Ses blagues, quand on parvient à les identifier, constituent une collection de pépites de l’humour Carambar. On y trouve des jeux de mots éculés, des situations clichés et une absence totale de surprise qui force le public à se demander s’il n’est pas tombé dans une réalité alternative, où, apparemment, être le plus mauvais possible est le mode de fonctionnement normal pour gravir les échelons. Sa présence scénique forcée, ce sourire crispé qui crie « je souffre mais je dois continuer car tata m’a dit que j’étais drôle quand j’avais 8 ans« , ajoute à la torture générale :
Dans un sketch tout aussi douloureux à analyser, la pistonnée Chrystelle Canals nous délivre probablement l’une des pires prestations de l’ère du stand-up moderne (et pourtant on en a vu des merdes hein), sous les yeux abattus d’un pauvre Julien Lepers, l’éternel homme de TV s’étant juré de ne jamais partir à la retraite pour plutôt mourir sur scène dans un instant de gloire. Au final, Chrystelle sera peut-être la seule personne capable de lui porter le coup fatal :
- Arrivée sur scène catastrophique : Julien Lepers et Sonia Dubois, sa compagne d’infortune sur le siège d’à côté, lâchent des « ohlala« , « oh non c’est pas possible » dès l’irruption de l’autre gourdasse sur scène. Ces lamentations nous paraissent bien trop sincères malgré le fait qu’elles étaient censées être sarcastiques et faire partie du show. On a plutôt l’impression que Lepers abandonne ici le script pour crier sa douleur.

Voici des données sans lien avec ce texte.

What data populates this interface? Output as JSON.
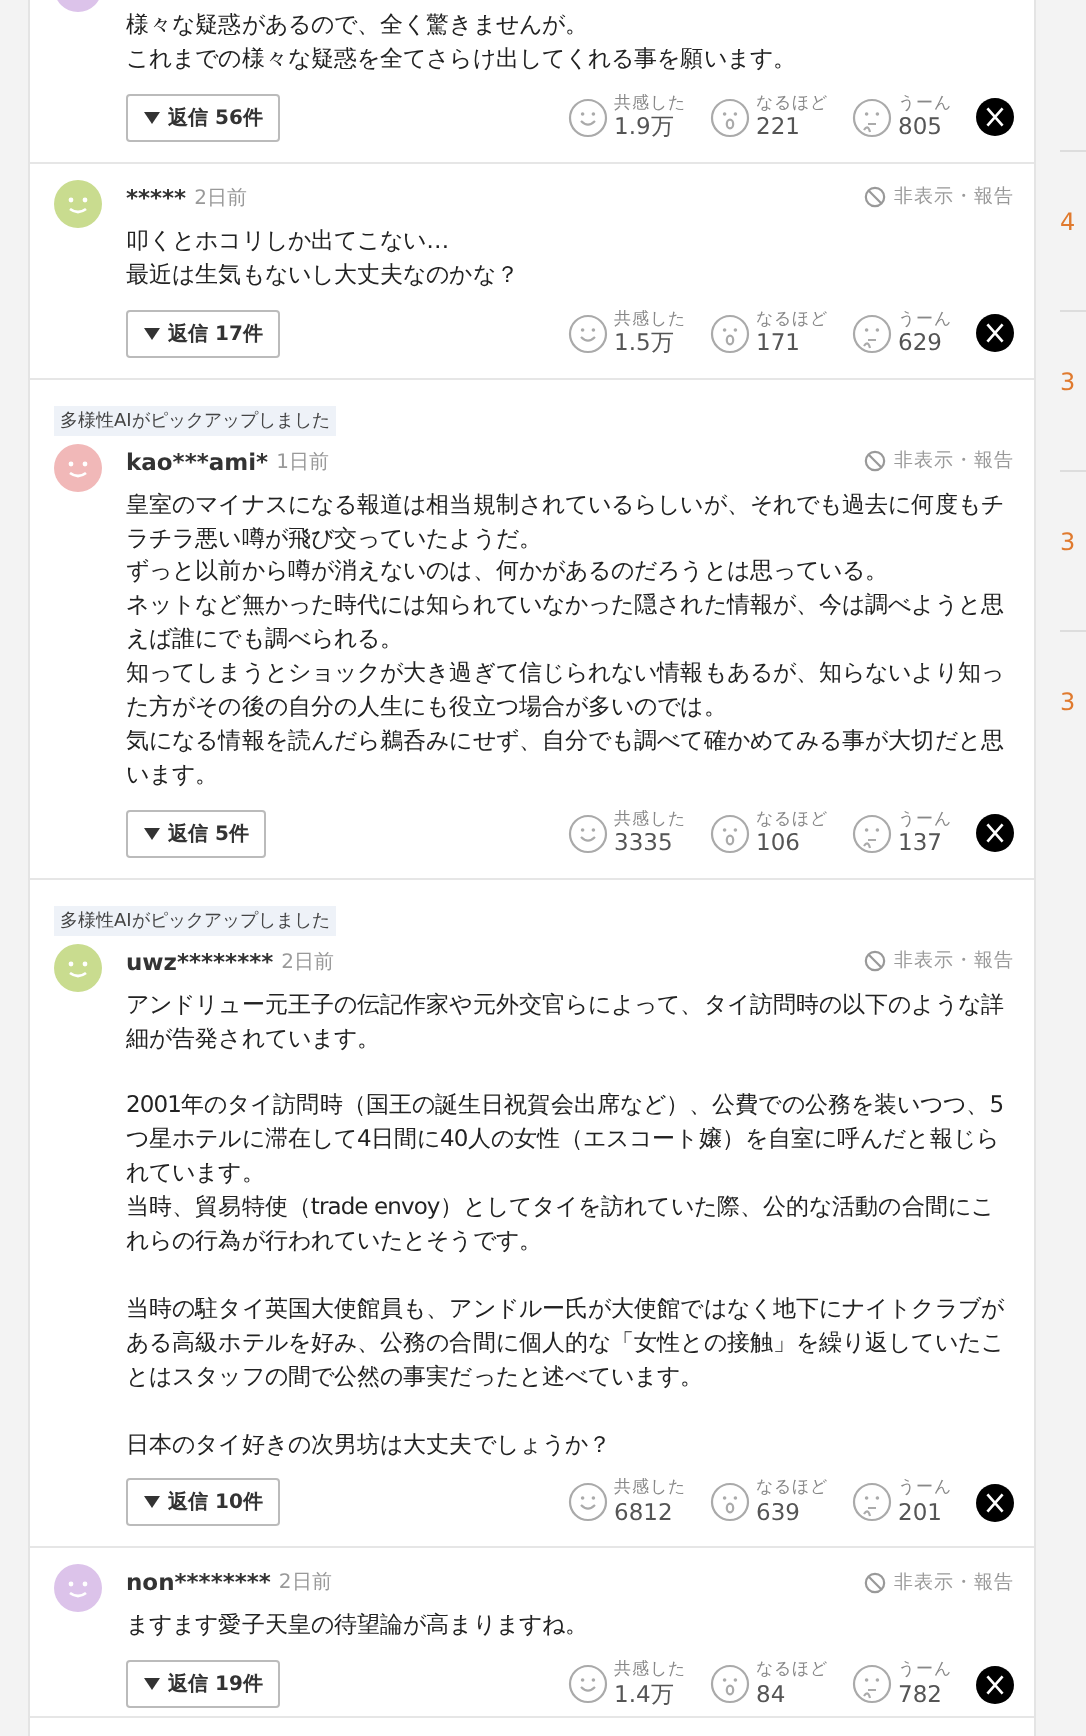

- Imitation pitoyable d’une cagole marseillaise (??) enfin… j’imagine ? Sans déconner je ne comprends même pas qui, ou quoi, elle est supposée imiter ici ? L’accent est calamiteux (pourquoi elle roule les « r » à la russe cette ahurie ?).

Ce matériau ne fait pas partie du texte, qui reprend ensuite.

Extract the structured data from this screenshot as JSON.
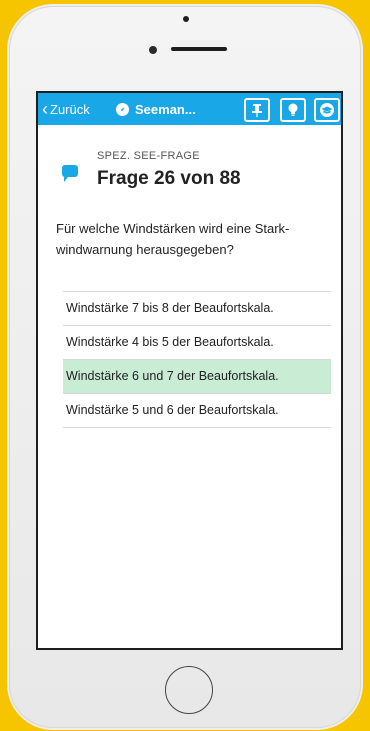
{
  "colors": {
    "brand": "#1aa7e8",
    "correct": "#c9ecd5",
    "frame": "#f7c400"
  },
  "navbar": {
    "back_label": "Zurück",
    "app_title": "Seeman...",
    "icons": [
      "pin-icon",
      "bulb-icon",
      "graduation-cap-icon"
    ]
  },
  "question": {
    "category": "SPEZ. SEE-FRAGE",
    "counter": "Frage 26 von 88",
    "text": "Für welche Windstärken wird eine Stark-windwarnung herausgegeben?"
  },
  "answers": [
    {
      "text": "Windstärke 7 bis 8 der Beaufortskala.",
      "state": "default"
    },
    {
      "text": "Windstärke 4 bis 5 der Beaufortskala.",
      "state": "default"
    },
    {
      "text": "Windstärke 6 und 7 der Beaufortskala.",
      "state": "correct"
    },
    {
      "text": "Windstärke 5 und 6 der Beaufortskala.",
      "state": "default"
    }
  ]
}
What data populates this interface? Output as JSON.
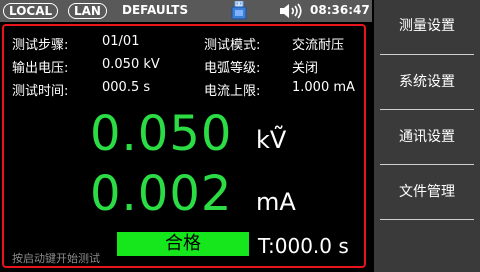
{
  "status_bar": {
    "local": "LOCAL",
    "lan": "LAN",
    "mode": "DEFAULTS",
    "time": "08:36:47",
    "icons": [
      "usb-drive-icon",
      "speaker-volume-icon"
    ]
  },
  "params": {
    "step_label": "测试步骤:",
    "step_value": "01/01",
    "test_mode_label": "测试模式:",
    "test_mode_value": "交流耐压",
    "output_voltage_label": "输出电压:",
    "output_voltage_value": "0.050 kV",
    "arc_level_label": "电弧等级:",
    "arc_level_value": "关闭",
    "test_time_label": "测试时间:",
    "test_time_value": "000.5 s",
    "current_limit_label": "电流上限:",
    "current_limit_value": "1.000 mA"
  },
  "readings": {
    "voltage_value": "0.050",
    "voltage_unit": "kṼ",
    "current_value": "0.002",
    "current_unit": "mA"
  },
  "footer": {
    "hint": "按启动键开始测试",
    "result": "合格",
    "timer": "T:000.0 s"
  },
  "menu": {
    "items": [
      "测量设置",
      "系统设置",
      "通讯设置",
      "文件管理"
    ]
  },
  "colors": {
    "accent_red": "#e8141c",
    "reading_green": "#2bdc45",
    "pass_green": "#16e61c",
    "menu_bg": "#3a3a3a",
    "topbar_bg": "#595959"
  }
}
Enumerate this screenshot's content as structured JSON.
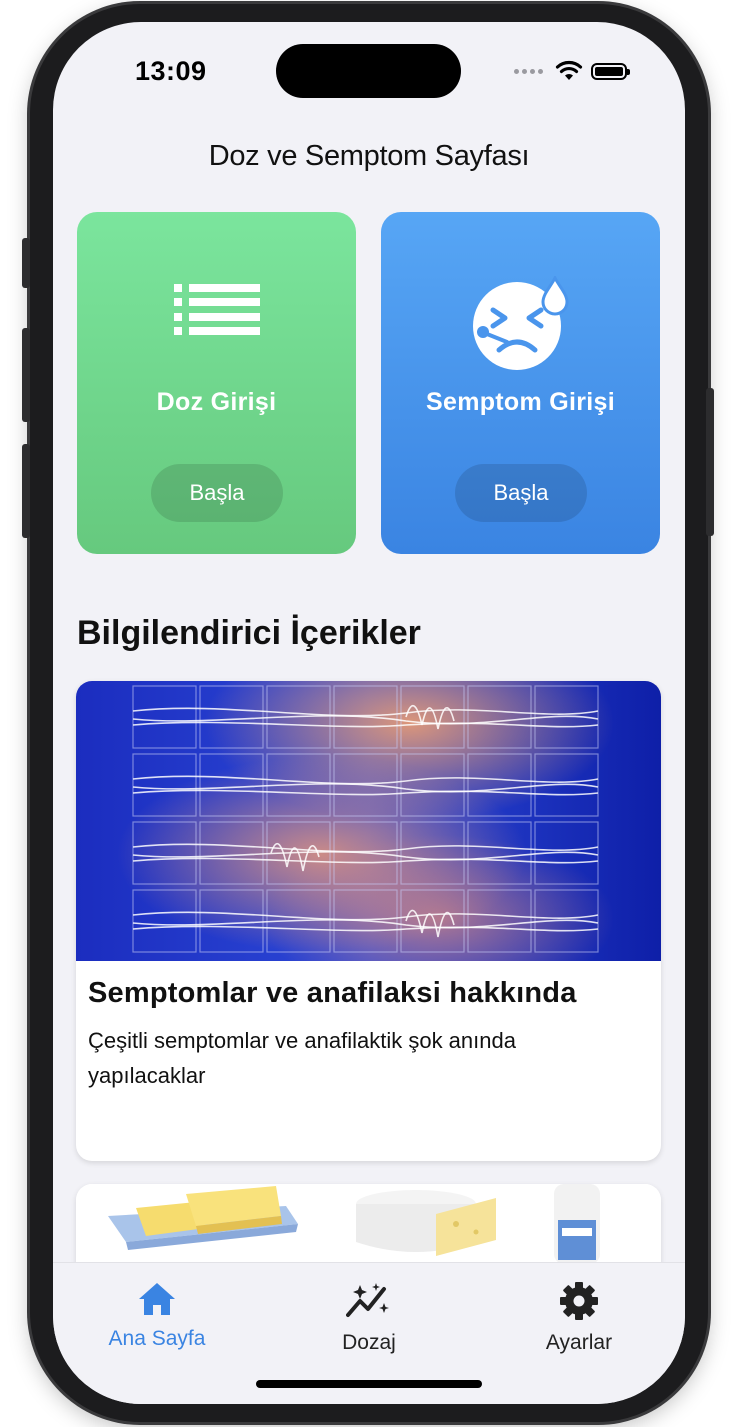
{
  "status_bar": {
    "time": "13:09"
  },
  "page_title": "Doz ve Semptom Sayfası",
  "entry_cards": [
    {
      "label": "Doz Girişi",
      "button": "Başla",
      "icon": "list-icon",
      "color": "#6fd68c"
    },
    {
      "label": "Semptom Girişi",
      "button": "Başla",
      "icon": "sick-face-icon",
      "color": "#4a95ec"
    }
  ],
  "section_title": "Bilgilendirici İçerikler",
  "info_cards": [
    {
      "title": "Semptomlar ve anafilaksi hakkında",
      "description": "Çeşitli semptomlar ve anafilaktik şok anında yapılacaklar",
      "image": "waveform-grid-image"
    },
    {
      "image": "dairy-products-image"
    }
  ],
  "tabbar": {
    "tabs": [
      {
        "label": "Ana Sayfa",
        "icon": "home-icon",
        "active": true
      },
      {
        "label": "Dozaj",
        "icon": "chart-sparkle-icon",
        "active": false
      },
      {
        "label": "Ayarlar",
        "icon": "gear-icon",
        "active": false
      }
    ],
    "active_color": "#3a84e2"
  }
}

- Bisou forcé sur la pauvre Sonia qui n’a rien demandé (y’a eu des procès pour moins que ça Chrystelle, je vais d’ailleurs porter plainte à l’ARCOM juste pour te casser les couilles et te tenir éloignée des salles de spectacles).

Elle a vu le diable ou quoi ?
- Blague carambar Dutronc-Dubois… Auto-humiliation totale qu’on se passera même de commenter…

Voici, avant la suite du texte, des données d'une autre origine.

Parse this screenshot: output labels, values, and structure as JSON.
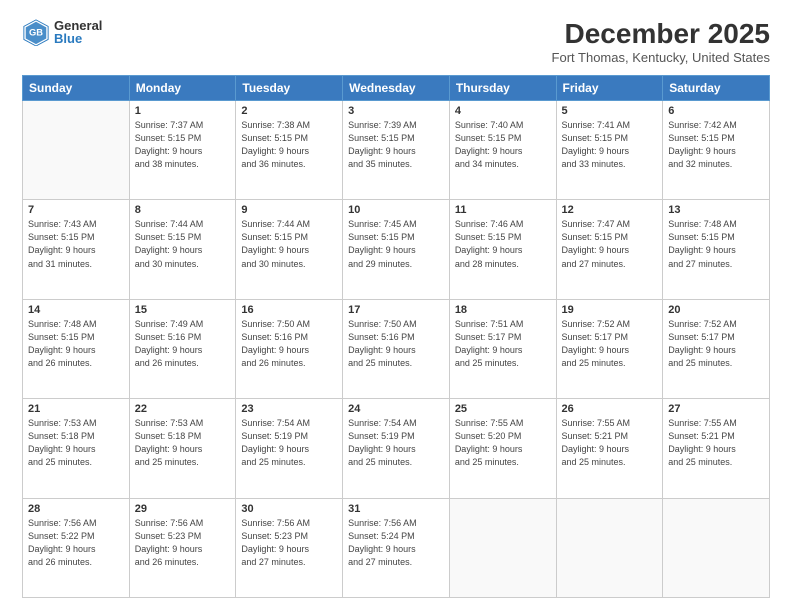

- Tentative désespérée de s’attirer le soutien de Sonia : « Elle a kiffé ma blague Sonia hein pas vrai ? Pas vrai ? Hein je t’ai vu rire hein haha ? Pitié ? » après son bide légendaire sur Plus Belle La Vie (qui fait des blagues sur cette série de merde pour commencer ?).
- On aperçoit, vers la fin, un Lepers qui n’a jamais autant souri de toute la séquence qu’au moment où Chrystelle se casse. No fake il bondit limite de son siège tellement il est heureux de s’en débarrasser.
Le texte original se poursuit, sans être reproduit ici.